« Définitivement heureux », dit Junia-T au sujet de sa présence sur la courte liste (10 finalistes) de l’édition 2020 du prestigieux Prix de musique Polaris. Le polyvalent producteur audionumérique, ingénieur, auteur-compositeur et MC a célébré avec un verre de champagne et entouré de quelques amis l’annonce faite par CBC Music que son album Studio Monk était ainsi salué.

Il faut dire que c’est son approche collective qui a assuré le succès de l’album de 13 chansons. On y retrouve des collègues de renom comme Jessie Reyez, River Tiber et Sean Leon, des apparitions par les chanteuses torontoises Faiza et STORRY et des contributions d’artistes américains — Elijah Dax, Miloh Smith — et britanniques — Benjamin A.D. — qui, tous ensemble, ont créé un tout cohérent assuré par le processus de création méthodique de Junia-T.

L’enregistrement de Studio Monk est arrivé presque dix ans dans le parcours professionnel de Junia-T dont le processus créatif fait par ailleurs l’objet d’un nouveau mini-documentaire. À l’aide d’images datant de ses débuts, notamment lorsqu’il a eu la chance de visiter le légendaire Tuff Gong Studios de Bob Marley, jusqu’aux « jam sessions » où tout pouvait arriver du studio Flock House à Chattanooga, au Tennessee, on comprend rapidement que l’approche collaborative est le fil d’Ariane de sa carrière.

Il a peaufiné cette méthode en 2017 lorsqu’il a participé à une session sur invitation seulement au Riot Club de Los Angeles qui visait à réunir des artistes ayant la même vision et qui, autrement, ne parviennent jamais à travailler ensemble en raison de leurs horaires respectifs. Un bon exemple de cette approche très relax est celui de la participation de sa collègue de longue date Jessie Reyez (il est le MC et DJ de Reyez en tournée) qui a eu lieu au moment même ou le simple « Figures » de la chanteuse commençait à générer beaucoup d’intérêt.
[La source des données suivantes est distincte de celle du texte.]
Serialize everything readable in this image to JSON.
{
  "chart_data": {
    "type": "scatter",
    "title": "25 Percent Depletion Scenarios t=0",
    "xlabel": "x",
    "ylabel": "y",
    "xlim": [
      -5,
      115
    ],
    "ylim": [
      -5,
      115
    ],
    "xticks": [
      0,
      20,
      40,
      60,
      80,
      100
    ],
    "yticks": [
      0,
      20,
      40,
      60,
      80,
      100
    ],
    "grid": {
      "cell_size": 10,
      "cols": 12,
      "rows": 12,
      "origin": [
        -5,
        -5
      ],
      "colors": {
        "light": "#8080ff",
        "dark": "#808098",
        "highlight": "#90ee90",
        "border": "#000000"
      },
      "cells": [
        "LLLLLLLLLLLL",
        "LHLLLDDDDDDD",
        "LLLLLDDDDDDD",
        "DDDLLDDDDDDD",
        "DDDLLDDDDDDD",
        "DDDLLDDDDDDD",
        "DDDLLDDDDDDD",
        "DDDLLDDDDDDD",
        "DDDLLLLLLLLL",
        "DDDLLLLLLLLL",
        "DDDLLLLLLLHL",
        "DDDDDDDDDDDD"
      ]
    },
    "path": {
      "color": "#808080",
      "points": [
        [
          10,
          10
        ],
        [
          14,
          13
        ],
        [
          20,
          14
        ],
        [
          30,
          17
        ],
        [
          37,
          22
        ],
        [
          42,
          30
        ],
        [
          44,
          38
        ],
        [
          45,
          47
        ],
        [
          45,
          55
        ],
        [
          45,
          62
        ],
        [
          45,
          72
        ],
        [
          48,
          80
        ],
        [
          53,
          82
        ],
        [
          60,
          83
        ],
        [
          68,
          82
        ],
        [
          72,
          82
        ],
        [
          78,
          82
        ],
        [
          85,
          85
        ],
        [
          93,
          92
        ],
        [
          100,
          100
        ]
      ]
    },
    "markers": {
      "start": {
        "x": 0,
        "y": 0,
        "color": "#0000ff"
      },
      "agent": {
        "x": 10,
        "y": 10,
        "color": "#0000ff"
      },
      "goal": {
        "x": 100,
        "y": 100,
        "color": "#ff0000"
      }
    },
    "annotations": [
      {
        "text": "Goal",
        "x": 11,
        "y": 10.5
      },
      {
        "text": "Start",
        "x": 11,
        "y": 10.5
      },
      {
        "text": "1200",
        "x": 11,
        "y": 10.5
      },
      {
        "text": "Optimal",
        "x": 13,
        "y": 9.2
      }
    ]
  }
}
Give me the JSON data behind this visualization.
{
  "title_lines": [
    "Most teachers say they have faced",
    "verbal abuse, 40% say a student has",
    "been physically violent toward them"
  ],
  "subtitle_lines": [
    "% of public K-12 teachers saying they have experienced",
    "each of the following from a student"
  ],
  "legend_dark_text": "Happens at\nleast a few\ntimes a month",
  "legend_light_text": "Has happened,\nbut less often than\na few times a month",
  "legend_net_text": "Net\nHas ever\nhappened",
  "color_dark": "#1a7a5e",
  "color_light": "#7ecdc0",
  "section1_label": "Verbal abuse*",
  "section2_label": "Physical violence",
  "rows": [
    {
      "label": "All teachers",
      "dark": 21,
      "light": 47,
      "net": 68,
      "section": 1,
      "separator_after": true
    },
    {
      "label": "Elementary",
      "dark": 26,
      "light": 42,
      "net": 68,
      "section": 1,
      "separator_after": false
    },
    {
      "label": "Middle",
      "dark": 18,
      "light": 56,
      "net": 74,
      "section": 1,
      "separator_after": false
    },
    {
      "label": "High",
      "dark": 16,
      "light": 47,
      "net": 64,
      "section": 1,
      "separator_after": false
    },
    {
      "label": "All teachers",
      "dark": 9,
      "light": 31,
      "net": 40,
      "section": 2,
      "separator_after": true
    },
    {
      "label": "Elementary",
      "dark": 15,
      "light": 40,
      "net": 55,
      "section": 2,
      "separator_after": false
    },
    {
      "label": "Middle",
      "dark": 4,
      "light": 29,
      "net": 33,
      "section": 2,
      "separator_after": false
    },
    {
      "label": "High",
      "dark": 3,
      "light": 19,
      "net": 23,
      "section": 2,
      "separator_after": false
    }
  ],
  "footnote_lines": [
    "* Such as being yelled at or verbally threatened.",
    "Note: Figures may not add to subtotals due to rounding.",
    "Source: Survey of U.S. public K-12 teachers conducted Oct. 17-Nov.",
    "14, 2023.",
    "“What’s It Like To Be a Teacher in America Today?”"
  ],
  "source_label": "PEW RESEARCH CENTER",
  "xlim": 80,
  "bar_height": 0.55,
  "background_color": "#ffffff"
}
« Elle est arrivée chez moi, il devait être deux heures du matin », raconte Junia-T. « Je suis allongé sur un “bean bag” pour m’étirer le dos. Je suis là, sur le plancher de mon salon et Jessie entre comme si de rien n’était et me regarde en disant “Yo, Junia ? T’es mort ?” Je lui réponds que je suis encore vivant et elle me lance, “alors, t’es prêt à cuisiner ou quoi ?” »

À 7 h du matin, la paire avait pratiquement terminé ce qui allait devenir les pièces « Sad Face Emojis » et « Complicated », le duo avec Adam Bomb (de Freedom Writers et Natural Born Strangers), une autre des pièces de Studio Monk. Énergisé par cette expérience, il a vite compris qu’il devait recréer cet environnement créatif pour créer la meilleure musique possible. Quand Pirates Blend lui a offert un contrat de disques, il a fait inclure à l’entente qu’il devait avoir accès à un studio.

« Je devais avoir un studio où créer, parce que je savais que j’y passerais tellement de temps », dit-il. « Tu vois, si je dois stresser parce que j’ai besoin d’argent pour louer un endroit, je ne parviendrai pas à être créatif. Ce fut une sensation très libératrice d’avoir ce studio à L.A. où tout ce que j’avais à faire, c’était d’inviter les gens. Et je n’avais pas à les presser de partir parce que le temps était compté… c’est à ce moment que la musique est devenue vraiment bonne.

« Tout ce que j’avais à faire, c’était d’inviter les gens, et je n’avais pas à les presser de partir »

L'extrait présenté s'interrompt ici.